OK, maybe it’s just ockdown getting to me but…………………….

 Like most people, I’m sceptical about UFOs and visits from aliens (as well as ghosts, poltergeists, the devil and God in my case). But again……………….

I’m becoming obsessed (oh,oh, lockdown) with recent archaelogical findings relating to 10,000 – 12,000BC that imply the existence of advanced machine tools during that era, and also a map (an actual map, not an implied one. The unexplained phenomena are how rocks weighing up to 150 tons got moved over significant distances and how they were cut/carved with extreme precision, like down to less than a millimetre of variance, showing no signs of having been worked by primitive tools. There are still some puzzles about how the Ehyptian pyramids were built but nothing on this scale. The map from the period has a very accurate depiction of the coastline of Antartica. It’s possible that Antartica wasn’t totally covered in ice then but, even given that, who at the time knew how to draw scale maps of large distances very accurately?

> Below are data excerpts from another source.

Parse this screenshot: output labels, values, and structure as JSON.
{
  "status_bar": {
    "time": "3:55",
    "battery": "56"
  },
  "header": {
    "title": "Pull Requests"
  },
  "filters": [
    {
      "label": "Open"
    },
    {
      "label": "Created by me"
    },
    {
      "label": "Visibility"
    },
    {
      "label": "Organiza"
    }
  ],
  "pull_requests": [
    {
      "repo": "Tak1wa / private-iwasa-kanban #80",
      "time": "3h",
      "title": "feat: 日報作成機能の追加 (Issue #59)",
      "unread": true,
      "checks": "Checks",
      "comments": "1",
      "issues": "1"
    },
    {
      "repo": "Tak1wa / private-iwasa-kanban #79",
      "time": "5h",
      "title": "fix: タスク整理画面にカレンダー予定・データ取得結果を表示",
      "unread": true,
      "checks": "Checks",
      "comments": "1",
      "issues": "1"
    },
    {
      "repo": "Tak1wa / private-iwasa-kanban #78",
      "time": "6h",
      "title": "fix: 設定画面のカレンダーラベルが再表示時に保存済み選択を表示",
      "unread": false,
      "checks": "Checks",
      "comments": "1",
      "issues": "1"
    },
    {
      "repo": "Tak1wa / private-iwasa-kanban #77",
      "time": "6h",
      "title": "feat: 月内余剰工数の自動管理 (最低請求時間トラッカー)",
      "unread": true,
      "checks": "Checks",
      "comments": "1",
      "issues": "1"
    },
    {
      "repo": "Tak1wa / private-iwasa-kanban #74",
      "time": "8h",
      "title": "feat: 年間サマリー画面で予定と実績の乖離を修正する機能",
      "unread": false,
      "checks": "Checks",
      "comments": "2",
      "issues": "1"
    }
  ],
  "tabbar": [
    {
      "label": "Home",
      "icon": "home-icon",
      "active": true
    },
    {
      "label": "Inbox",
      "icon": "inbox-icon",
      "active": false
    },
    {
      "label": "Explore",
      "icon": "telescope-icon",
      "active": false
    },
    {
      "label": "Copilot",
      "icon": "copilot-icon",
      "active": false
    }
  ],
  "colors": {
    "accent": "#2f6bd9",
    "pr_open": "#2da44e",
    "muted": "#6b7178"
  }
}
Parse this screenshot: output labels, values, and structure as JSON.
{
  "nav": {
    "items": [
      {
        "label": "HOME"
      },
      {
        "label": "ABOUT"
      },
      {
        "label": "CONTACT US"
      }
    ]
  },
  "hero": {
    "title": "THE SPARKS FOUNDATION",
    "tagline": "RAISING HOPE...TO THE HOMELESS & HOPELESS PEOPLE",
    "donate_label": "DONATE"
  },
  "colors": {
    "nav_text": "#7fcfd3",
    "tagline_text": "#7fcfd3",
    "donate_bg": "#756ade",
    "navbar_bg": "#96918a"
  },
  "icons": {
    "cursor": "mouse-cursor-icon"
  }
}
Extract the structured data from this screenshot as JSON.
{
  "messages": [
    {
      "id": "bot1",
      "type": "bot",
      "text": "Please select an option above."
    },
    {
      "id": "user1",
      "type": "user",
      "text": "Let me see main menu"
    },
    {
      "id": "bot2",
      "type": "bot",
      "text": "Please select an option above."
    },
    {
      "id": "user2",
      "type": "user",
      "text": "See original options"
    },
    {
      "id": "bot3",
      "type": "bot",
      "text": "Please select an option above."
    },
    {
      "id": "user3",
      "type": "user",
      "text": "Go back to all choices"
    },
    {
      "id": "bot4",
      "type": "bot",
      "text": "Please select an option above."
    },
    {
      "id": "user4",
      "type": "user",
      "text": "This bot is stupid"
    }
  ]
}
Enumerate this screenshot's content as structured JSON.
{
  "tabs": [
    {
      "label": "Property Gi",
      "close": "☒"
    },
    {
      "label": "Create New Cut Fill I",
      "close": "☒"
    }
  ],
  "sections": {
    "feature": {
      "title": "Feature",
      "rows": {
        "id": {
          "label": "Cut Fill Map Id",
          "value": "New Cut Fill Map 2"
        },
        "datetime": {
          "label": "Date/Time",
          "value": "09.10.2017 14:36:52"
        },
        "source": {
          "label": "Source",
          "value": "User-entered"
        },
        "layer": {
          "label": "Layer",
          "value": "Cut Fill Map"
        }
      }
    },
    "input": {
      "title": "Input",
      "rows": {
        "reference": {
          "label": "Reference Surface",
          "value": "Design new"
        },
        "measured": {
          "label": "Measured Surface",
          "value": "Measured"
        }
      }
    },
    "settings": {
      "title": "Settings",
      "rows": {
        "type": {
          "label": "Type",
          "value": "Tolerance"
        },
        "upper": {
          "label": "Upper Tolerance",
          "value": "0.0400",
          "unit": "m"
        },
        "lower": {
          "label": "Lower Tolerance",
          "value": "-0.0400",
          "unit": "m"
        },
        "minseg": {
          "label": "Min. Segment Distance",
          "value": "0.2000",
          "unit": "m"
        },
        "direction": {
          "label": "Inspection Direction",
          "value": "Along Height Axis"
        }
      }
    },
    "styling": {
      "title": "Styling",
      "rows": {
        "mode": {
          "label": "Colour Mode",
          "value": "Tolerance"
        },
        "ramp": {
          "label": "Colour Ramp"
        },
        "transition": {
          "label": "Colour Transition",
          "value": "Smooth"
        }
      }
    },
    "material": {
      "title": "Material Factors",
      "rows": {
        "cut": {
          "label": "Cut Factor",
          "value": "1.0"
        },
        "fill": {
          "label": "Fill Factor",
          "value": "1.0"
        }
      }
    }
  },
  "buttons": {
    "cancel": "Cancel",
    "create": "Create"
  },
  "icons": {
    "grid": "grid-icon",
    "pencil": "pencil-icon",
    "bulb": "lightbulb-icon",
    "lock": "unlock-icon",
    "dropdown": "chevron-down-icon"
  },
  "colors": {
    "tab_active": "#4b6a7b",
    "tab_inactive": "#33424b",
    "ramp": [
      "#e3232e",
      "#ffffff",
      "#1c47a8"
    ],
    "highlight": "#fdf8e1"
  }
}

Some of these discoveries are quite recent so archaeologits haven’t had a lot of time to thiink about them. Anyway they would be wary of compromising their credibility in any explanation suggested; my credibility is always in doubt, even with myself. What is needed is a hypothesis that fits the known facts. Is it possible that a human society had reached such an advanced state of sophistication at the time and subsequently disappeared without trace along with its tools? In my view it hardly seems possible so we need an alternative hypothesis. Here is my crazy(?) one. Around 12,000BC or maybe before there was a visitation from outer space. The visitors might have been sentient beings but almost certainly included robots, maybe only robots. They pissed around the planet for a bit doing whatever took their fancy but also precision cutting stones in Europe, South America and Asia, and then got homesick or were recalled. Human beings were around at the time and must almost certainly have bumped into them. So how would these human beings have reacted? Most probably (in my view) they would have created god myths to explain them. There’s something about god and other myths that corroborates this; they nearly all contain a germ of truth (with a lot of doubtful elaboration around that).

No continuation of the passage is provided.